Mais ce n’était pas Daniel.

DERNIÈRE MINUTE : Le magnat de la tech Daniel Reed abandonne l’avocate de renom Charlotte Hayes devant l’autel.

Sous le titre, une photo : elle, seule devant l’autel, le visage figé dans une expression de choc mêlée d’incrédulité. L’humiliation lui compressait la poitrine, menaçant de l’étouffer. Elle déglutit avec peine, ses mains tremblantes tendant le téléphone à Sam.

La mâchoire de Sam se crispa en lisant. « Éteins ça », dit-elle d’une voix calme mais ferme. « Ne regarde pas ça. Ce genre de choses est toxique. »

« Ça n’a aucune importance », murmura Charlie, sa voix creuse, vidée de toute émotion. « Ils l’ont déjà vu. Tout le monde l’a vu. ‘La Reine des Glaces Fond Devant l’Autel.’ C’est exactement comme ils vont appeler ça. »

La main de Sam serra celle de Charlie avec force. « Ça suffit », ordonna-t-elle sèchement, tranchant les pensées envahissantes qui tourbillonnaient dans l’esprit de Charlie. « Tu n’as pas à affronter ça maintenant. Respire. On trouvera une solution, mais je te promets que ni lui, ni quiconque, ne définira qui tu es. »

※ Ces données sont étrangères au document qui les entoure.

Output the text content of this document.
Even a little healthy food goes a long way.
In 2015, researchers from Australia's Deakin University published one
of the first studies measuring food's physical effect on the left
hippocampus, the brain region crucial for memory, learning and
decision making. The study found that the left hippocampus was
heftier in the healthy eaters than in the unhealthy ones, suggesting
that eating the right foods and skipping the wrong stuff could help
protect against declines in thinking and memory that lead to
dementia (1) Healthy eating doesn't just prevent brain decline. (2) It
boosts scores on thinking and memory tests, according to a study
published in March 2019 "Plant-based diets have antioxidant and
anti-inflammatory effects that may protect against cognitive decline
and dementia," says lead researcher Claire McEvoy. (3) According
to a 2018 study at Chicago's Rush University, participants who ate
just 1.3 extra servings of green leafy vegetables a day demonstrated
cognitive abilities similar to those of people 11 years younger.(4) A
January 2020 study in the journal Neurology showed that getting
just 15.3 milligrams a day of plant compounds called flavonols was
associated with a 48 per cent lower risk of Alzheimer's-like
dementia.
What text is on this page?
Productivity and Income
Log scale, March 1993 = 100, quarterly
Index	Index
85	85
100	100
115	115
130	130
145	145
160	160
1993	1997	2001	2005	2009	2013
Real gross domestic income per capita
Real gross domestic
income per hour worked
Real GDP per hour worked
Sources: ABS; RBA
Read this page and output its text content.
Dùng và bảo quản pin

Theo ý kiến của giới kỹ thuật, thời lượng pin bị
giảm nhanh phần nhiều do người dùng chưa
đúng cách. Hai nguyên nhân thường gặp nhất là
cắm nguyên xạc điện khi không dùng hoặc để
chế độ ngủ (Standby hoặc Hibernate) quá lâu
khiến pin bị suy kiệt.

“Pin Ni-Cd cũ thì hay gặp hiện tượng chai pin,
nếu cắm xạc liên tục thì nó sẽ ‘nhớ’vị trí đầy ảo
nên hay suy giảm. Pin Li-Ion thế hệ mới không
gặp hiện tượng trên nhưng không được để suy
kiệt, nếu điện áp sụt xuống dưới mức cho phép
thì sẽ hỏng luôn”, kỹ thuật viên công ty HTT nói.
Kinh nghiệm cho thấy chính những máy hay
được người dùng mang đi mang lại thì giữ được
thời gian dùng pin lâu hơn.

Charlie voulait croire en Sam. Mais le poids de cette journée, des caméras, des gros titres et des murmures incessants l’écrasait complètement. Elle posa la tête contre le dossier du siège, fermant les yeux tandis que les lumières de la ville s’effaçaient dans un flou accéléré.

Lorsqu’elles arrivèrent à son appartement, le ciel du crépuscule embrassait déjà la ligne d’horizon. Sam l’aida à entrer, la guidant comme si elle était faite de verre, fragile et prête à se briser. Les yeux de Charlie tombèrent sur la table basse, où son portfolio en cuir monogrammé reposait à côté d’une pile immaculée de magazines de mariage. La vue de cet objet — ce symbole de son contrôle, de son organisation millimétrée — déclencha un pincement profond et saisissant en elle.

Avec un rire amer, elle attrapa l’un des magazines et le déchira en deux, le bruit déchirant du papier brisant le silence oppressant de la pièce. Sam réapparut quelques instants plus tard, tenant deux tasses fumantes de thé, et s’assit à côté d’elle. Elle posa une main chaleureuse et réconfortante sur son épaule.

« On va s’en sortir », dit Sam d’une voix posée et rassurante.

Charlie ne répondit pas. Ses pensées étaient ailleurs, déjà tournées vers l’avenir. Ce n’était pas fini. Daniel Reed l’avait humiliée publiquement, mais il ne s’en tirerait pas sans conséquences.

Quelque part, dans les profondeurs de sa poitrine, sous les couches étouffantes de douleur et d’humiliation, une flamme s’éveilla. Ce n’était ni de l’amour ni du chagrin.

C’était de la colère.

Et la colère, réalisa Charlie, était une arme qu’elle pouvait manier.